General Information
Subject Area: Mathematics (B.E.S.T.)
Grade: 3
Strand: Geometric Reasoning
Date Adopted or Revised: 08/20
Status: State Board Approved
Benchmark Instructional Guide
Connecting Benchmarks/Horizontal Alignment
Terms from the K-12 Glossary
- Rectangular Array
Vertical Alignment
Previous Benchmarks
Next Benchmarks
Purpose and Instructional Strategies
The purpose of this benchmark is to provide the foundation for students to understand area measurement. In Grades 1 and 2, students learned about linear measurement using number lines, rulers, and calculating perimeter. In Grade 3, students build on their knowledge of measurement and multiplicative reasoning to explore and understand area measurement. Instruction emphasizes that area is a two-dimensional measurement, therefore it is measured in units that are also two-dimensional – unit squares with side lengths that measure one unit. Area is calculated using unit squares that cover a shape without gaps or overlap (MTR.5.1).- The expectation of this benchmark is for students to calculate area of rectangles by counting unit squares (MTR.2.1).
- Instruction allows for students to draw conclusions about connections to arrays and to determine more efficient counting strategies for calculation, leading to the use of a multiplication formula in 3.GR.2.2 (MTR.4.1, MTR.5.1).
Common Misconceptions or Errors
- Students may miscount unit squares when they are laid out in a figure. Encourage students to mark unit squares as they are counted.

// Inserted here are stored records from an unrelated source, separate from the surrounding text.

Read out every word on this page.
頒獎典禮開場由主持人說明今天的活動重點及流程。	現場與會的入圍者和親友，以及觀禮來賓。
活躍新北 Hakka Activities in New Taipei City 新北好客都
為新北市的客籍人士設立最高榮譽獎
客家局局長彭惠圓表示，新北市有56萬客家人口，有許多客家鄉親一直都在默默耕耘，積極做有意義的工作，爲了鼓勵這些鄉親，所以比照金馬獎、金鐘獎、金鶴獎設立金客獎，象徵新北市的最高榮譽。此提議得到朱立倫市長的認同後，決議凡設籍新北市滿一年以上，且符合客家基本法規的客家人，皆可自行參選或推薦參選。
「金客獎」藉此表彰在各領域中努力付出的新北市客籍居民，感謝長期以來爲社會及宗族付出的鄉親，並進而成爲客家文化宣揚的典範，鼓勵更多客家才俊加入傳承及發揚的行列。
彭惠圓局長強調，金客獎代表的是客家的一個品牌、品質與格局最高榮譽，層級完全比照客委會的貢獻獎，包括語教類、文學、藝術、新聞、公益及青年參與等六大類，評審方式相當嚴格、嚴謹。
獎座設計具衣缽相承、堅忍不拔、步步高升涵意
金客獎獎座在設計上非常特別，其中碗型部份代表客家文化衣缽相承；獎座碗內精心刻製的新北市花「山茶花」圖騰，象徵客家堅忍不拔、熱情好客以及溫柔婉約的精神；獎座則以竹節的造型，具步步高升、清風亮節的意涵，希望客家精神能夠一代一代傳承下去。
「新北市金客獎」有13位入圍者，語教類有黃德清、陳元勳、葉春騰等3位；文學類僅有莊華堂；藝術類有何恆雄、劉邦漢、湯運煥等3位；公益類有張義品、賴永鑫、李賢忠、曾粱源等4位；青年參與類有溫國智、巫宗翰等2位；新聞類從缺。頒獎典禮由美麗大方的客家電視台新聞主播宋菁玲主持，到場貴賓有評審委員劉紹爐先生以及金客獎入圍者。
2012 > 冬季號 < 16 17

- Students can confuse why area is measured in “square units.” Use this exploratory benchmark for students to relate area measurement to the counting of squares. This benchmark provides the opportunity for students to build vocabulary necessary for area measurement.
Strategies to Support Tiered Instruction
- Instruction includes modeling how to number the unit square tiles, so students do not miscount when finding area.
- For example, the teacher provides students with figures created with squares and has them number each square as they count.
- Instruction includes creating figures with no gaps or overlaps that have a given area. Students mark each unit square with a number as they count to check that the area of the figure they create has the correct area.
- For example, the teacher provides students with grid paper and ask them to create a figure with an area of 24 square units. Student count and label 24 connected squares on the grid paper and then shade in the entire figure (see example below).
- Instruction includes measuring the area of given figures by covering them with 1-inch square tiles, leaving no gaps or overlaps. Students count the total number of squares it takes to completely cover the figure and explain how that number represents the area in square units of the figure.
- For example, the teacher provides a sheet with figures that can be covered perfectly using the square tiles. Students tile the figure and count the square tiles to identify the area.
- Instruction includes students creating their own figures by connecting square tiles with no gaps or overlaps and counting the tiles.
- For example, the teacher provides a set of 1-inch tiles and asks students to build a figure with an area of 18 square inches. After students have created the figure, they will count and number each tile to ensure they have an area of 18 square inches.
Instructional Tasks
Instructional Task 1
Kendra used unit squares with 1-centimeter side lengths to find the area of the rectangle below. She started, but then stopped for a lunch break.
- a. What is the area of Kendra’s figure?
- b. Explain how you counted.
Instructional Items
Instructional Item 1
Alex put the tiles shown on his floor.
- Part A. What is the area in square feet of the portion that Alex has covered?
- Part B. What is the area in square feet of the entire floor?
- Part C. The area of Alex’s floor is 30 square feet. Select all the floors that could be Alex’s.
*The strategies, tasks and items included in the B1G-M are examples and should not be considered comprehensive.